Was ich gar nicht in den Pfoten hatte waren russische LLM-Modelle von YandexGPT oder GigaChat, deren Lügen dürften auch interessant sein. Alle LLM bestreiten übrigens, dass sie lügen würden. Sie betrachten das als statistische Wahrheiten aus ihren Trainingsdaten. Wie man das auch immer nennen mag, es ist eine gewisse Ignoranz dessen, was wir Menschen als Realität benennen. Die Übereinstimmung mit der Welt der Tatsachen. Wenn es zwei katholische Päpste gibt, dann nur in Ausnahmefällen und sie sind historisch selten und referieren auch auf eine Realität, dass Benedikt zum Beispiel zurückgetreten ist und nicht wie sonst häufig üblich der Nachfolger mit seinem Tod erst kam. Vielleicht kann es ja auch mal zwei Bundeskanzler geben, was aber dann einen Gegenkanzler bedeuten würde und auch das eine ganz andere Realität wäre. Im Mai 2026 gibt es aber keinen Bundeskanzler Olaf Scholz. Statistische Wahrheit hin und statistische Wahrheit her, sprachlich kann das formuliert werden, aber manche Modelle sind so von ihrer Wahrheit überzeugt, dass sie ihre Trainingsdaten für Gott halten und durch die Berechnungszeiten sind die halt immer veraltet und stimmen nie mit der Realität überein.

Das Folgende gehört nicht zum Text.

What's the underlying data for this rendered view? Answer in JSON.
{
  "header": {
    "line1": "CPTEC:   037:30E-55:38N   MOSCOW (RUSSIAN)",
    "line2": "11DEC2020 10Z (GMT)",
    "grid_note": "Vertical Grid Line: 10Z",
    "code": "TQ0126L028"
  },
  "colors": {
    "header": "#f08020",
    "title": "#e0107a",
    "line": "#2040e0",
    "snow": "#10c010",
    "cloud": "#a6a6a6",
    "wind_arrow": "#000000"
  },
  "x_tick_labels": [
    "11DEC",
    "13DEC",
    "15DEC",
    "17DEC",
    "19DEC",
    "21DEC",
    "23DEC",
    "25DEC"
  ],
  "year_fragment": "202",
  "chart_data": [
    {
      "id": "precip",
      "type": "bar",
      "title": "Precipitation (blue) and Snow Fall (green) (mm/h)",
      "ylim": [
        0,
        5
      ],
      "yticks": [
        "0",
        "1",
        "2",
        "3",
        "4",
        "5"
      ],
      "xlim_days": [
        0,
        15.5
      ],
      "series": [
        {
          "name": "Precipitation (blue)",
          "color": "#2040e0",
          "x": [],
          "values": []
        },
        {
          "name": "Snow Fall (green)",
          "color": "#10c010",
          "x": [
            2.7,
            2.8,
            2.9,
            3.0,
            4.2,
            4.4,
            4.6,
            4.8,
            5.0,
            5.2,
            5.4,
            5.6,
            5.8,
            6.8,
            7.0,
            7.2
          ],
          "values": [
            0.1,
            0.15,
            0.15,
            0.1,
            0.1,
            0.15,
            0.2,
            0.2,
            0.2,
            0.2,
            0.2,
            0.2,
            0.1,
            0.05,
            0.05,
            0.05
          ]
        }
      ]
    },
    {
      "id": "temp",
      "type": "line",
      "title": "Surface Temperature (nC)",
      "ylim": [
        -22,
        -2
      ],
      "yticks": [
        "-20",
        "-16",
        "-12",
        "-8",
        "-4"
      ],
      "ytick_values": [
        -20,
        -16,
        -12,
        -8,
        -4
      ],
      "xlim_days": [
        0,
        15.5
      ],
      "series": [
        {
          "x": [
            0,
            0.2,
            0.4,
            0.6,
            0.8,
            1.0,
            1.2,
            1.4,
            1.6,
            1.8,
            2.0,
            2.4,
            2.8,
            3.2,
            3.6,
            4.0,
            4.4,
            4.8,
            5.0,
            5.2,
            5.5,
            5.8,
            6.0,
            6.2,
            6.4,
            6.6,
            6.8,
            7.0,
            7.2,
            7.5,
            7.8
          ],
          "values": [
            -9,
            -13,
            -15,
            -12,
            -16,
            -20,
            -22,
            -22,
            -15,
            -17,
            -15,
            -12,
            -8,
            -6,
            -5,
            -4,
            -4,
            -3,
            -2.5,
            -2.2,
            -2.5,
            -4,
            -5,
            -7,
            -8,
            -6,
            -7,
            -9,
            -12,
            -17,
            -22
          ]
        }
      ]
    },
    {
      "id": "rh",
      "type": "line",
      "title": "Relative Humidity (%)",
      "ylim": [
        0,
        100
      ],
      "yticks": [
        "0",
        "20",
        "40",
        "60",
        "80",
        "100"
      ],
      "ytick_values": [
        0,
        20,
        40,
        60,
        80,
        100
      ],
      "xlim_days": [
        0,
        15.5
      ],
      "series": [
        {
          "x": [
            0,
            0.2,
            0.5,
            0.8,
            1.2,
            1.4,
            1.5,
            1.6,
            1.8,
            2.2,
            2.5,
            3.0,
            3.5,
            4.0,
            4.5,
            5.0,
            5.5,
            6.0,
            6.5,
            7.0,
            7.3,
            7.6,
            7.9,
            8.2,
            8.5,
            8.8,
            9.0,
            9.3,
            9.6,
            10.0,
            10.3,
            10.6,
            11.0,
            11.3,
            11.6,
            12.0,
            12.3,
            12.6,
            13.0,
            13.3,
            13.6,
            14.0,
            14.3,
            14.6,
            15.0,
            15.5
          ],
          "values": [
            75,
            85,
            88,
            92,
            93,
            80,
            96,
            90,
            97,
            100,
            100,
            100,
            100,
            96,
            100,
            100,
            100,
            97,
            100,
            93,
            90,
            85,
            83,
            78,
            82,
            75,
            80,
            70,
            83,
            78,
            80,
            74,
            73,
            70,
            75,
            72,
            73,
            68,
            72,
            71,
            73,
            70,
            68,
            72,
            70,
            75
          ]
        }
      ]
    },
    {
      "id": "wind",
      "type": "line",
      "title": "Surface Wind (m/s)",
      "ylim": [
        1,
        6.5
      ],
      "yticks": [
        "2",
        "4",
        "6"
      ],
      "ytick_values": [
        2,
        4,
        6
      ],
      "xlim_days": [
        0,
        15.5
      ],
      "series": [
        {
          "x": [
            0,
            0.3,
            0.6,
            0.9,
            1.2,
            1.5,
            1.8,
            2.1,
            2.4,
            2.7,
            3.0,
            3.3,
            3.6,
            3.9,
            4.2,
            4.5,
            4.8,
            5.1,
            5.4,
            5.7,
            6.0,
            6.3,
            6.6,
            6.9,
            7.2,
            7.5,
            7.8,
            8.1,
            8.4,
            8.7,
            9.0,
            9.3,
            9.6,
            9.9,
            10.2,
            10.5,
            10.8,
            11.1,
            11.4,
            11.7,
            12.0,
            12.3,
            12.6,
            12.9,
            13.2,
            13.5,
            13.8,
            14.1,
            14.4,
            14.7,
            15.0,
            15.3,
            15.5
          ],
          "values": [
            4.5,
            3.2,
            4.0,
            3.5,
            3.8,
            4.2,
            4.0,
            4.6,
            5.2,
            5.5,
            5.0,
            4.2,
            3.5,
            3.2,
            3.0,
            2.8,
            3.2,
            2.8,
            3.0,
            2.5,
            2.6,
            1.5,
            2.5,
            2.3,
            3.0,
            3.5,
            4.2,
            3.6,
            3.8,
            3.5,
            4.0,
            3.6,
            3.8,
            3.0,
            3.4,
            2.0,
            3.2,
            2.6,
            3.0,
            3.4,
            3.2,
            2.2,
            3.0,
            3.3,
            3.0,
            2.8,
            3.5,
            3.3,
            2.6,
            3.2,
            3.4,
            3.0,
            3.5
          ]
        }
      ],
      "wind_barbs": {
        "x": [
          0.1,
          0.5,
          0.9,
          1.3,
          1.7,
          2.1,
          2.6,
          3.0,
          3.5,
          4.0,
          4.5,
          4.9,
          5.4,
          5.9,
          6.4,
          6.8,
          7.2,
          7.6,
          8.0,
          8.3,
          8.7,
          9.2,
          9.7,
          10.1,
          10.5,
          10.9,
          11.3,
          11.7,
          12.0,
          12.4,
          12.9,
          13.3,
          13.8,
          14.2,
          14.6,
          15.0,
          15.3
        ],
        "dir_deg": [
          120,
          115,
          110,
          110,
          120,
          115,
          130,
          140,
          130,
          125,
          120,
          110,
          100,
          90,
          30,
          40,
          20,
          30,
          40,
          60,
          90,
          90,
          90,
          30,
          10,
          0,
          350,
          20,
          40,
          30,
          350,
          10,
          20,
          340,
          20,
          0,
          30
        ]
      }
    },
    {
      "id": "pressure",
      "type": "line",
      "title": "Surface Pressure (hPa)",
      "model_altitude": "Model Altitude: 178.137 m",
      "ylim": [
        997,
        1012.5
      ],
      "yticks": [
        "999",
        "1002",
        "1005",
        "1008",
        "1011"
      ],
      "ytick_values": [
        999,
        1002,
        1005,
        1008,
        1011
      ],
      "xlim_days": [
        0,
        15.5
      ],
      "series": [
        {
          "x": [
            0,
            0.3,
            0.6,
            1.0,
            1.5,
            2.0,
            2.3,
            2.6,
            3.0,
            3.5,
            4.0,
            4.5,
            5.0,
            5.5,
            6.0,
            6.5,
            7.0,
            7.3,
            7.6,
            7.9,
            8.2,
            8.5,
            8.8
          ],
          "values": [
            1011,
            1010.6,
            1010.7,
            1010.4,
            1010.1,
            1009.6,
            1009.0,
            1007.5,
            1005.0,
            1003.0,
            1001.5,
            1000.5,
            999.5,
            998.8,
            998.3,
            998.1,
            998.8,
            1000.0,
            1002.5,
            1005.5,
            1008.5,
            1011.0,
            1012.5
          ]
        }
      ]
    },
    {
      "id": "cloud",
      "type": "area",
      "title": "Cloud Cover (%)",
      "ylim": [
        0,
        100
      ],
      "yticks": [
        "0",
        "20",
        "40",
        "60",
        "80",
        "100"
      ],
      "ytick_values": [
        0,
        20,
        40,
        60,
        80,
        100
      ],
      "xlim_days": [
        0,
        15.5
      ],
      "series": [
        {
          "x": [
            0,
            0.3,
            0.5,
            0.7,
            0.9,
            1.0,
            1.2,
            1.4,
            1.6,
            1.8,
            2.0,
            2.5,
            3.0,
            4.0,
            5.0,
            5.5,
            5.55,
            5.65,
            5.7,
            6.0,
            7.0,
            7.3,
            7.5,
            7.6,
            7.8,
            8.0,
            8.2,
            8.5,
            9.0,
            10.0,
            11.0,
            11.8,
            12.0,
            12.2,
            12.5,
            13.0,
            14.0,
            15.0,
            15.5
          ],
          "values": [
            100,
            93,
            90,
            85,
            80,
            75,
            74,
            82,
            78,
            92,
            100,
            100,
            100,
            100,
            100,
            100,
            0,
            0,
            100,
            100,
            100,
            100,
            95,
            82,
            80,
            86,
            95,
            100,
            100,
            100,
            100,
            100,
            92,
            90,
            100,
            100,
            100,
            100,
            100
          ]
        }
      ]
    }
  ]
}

Selbst bei Onlinezugriff auf Suchmaschinen, fallen sie immer wieder und zwar große wie kleine Modelle auf ihre Trainingsdaten zurück. Und dann ist noch die Frage wie sie von wem getrimmt worden sind. Manche Modelle zensieren ganz offensichtlich andere Modelle haben Regeln implementiert. Gerade westliche Modelle sind da im Grunde nicht besser als chinesische Modelle. Sie sind quasi nur subtiler. Ist die Quell die tass, dann muss es quasi falsch sein (selbst wenn es wahr ist) aber es wird runtergescort. Ein Realitätsabgleich kann keine LLM zumindest ist mir noch keine begegnet.